California is lagging the nation in recovering from the recession as evidenced by weak job growth, and significant negative domestic migration. Dr. Watkins referenced the state’s long-standing structural budget deficit, tight regulations, and slow growth policies as key factors that have inhibited economic activity in the Golden State. In particular, he called out California’s climate change legislation AB 32, the Global Warming Solutions Act of 2006, as a law that inhibits economic growth in the state, with no real benefit.
AB 32 requires the CA Air Resources Board to develop regulations and market mechanisms to reduce California’s greenhouse gas emissions to their 1990 levels by 2020 (a 25% reduction), with mandatory caps beginning in 2012 for significant emissions sources.

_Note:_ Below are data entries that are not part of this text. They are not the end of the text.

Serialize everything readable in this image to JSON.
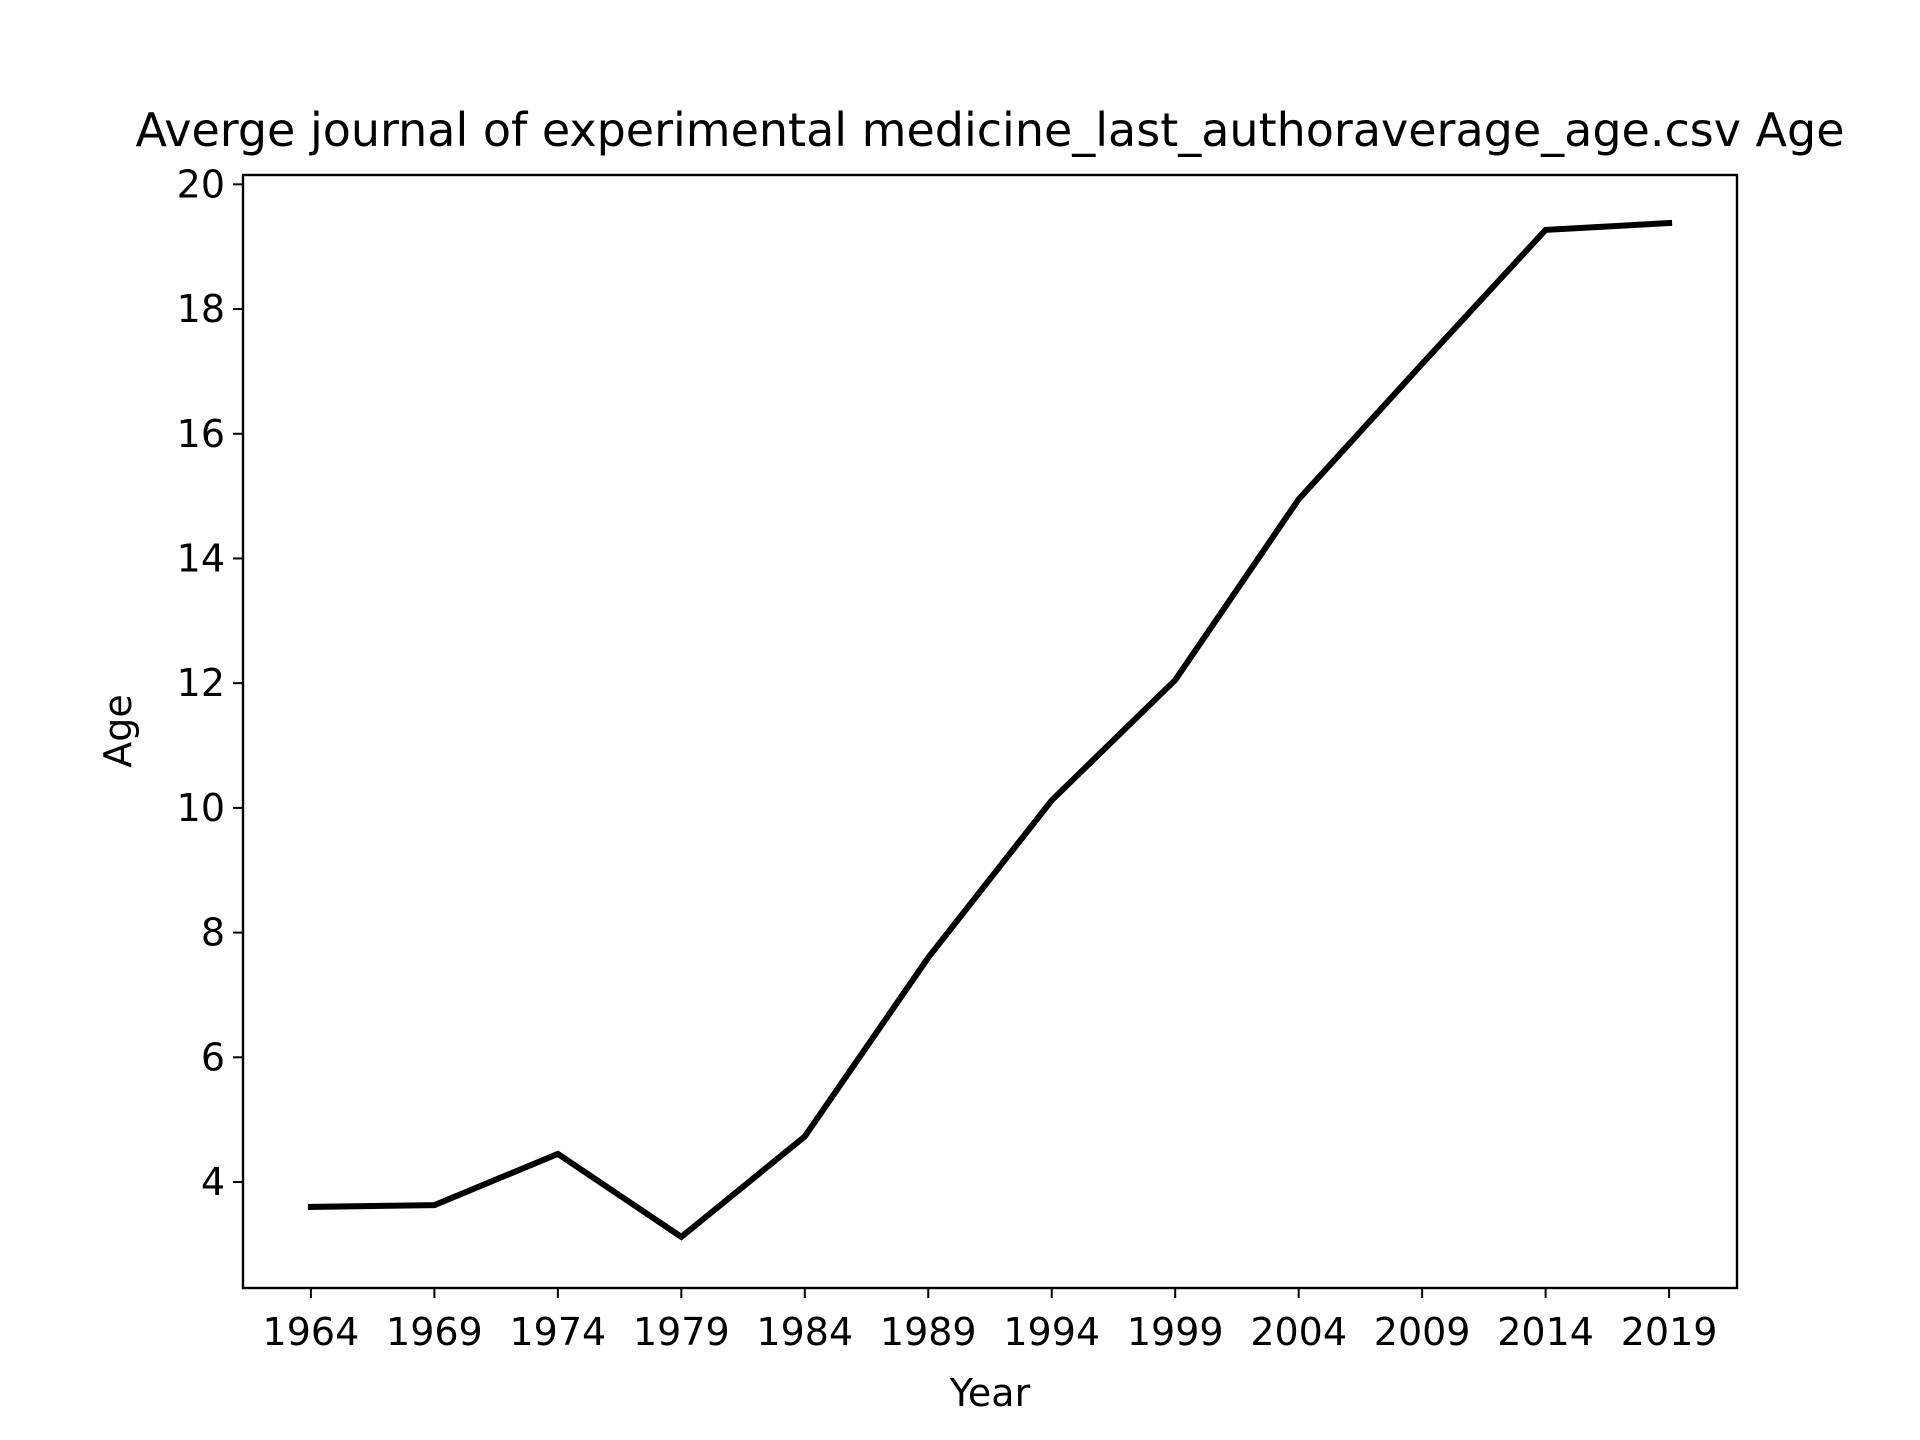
{
  "chart_data": {
    "type": "line",
    "title": "Averge journal of experimental medicine_last_authoraverage_age.csv Age",
    "xlabel": "Year",
    "ylabel": "Age",
    "x": [
      1964,
      1969,
      1974,
      1979,
      1984,
      1989,
      1994,
      1999,
      2004,
      2009,
      2014,
      2019
    ],
    "series": [
      {
        "values": [
          3.6,
          3.63,
          4.45,
          3.12,
          4.73,
          7.6,
          10.12,
          12.05,
          14.95,
          17.12,
          19.27,
          19.38
        ],
        "color": "#000000"
      }
    ],
    "xticks": [
      1964,
      1969,
      1974,
      1979,
      1984,
      1989,
      1994,
      1999,
      2004,
      2009,
      2014,
      2019
    ],
    "yticks": [
      4,
      6,
      8,
      10,
      12,
      14,
      16,
      18,
      20
    ],
    "xlim": [
      1961.25,
      2021.75
    ],
    "ylim": [
      2.3,
      20.15
    ],
    "grid": false,
    "legend": false
  }
}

Since California already has some of the most stringent environmental standards in the world, and given the costs of realizing significant additional GHG reductions, he predicted that AB 32 implementation will simply force employers to relocate to other states or countries, with less regulation.
Dr. Schniepp’s assessment was much more encouraging. Since November, he said, there has been improvement at the national level in consumer sentiment, consumer spending, job growth, and even positive sentiment expressed in the most recent poll of the National Association of Home Builders.
In California, Schniepp reported, the labor markets created 330,000 new jobs in the past 24 months, virtually all in the private sector, and the state’s unemployment rate has declined sharply. Exports reached record levels in 2011. He observed that the state’s foreclosure rate is the lowest in years, and with virtually no homes built in recent years, he predicts that housing production will rebound slightly in 2012 and improve more dramatically in 2013, when home prices are also expected to rise.
While Dr. Schniepp conceded that job growth in Ventura County is at the slowest rate in Southern California, he touts the 4,100 jobs created during the last 24 months as evidence that the local economy has turned the corner and is picking up steam. Ventura County’s unemployment rate is dropping, said Schniepp, which means jobs are being created somewhere, and the county’s labor force is at an “all time high”.
While professional services and hospitality/leisure sectors will lead in job creation; he believes hi-tech, logistics and scientific services also hold great promise. Schniepp predicted that there will be a need for 9,100 new housing units in the county over the next five years.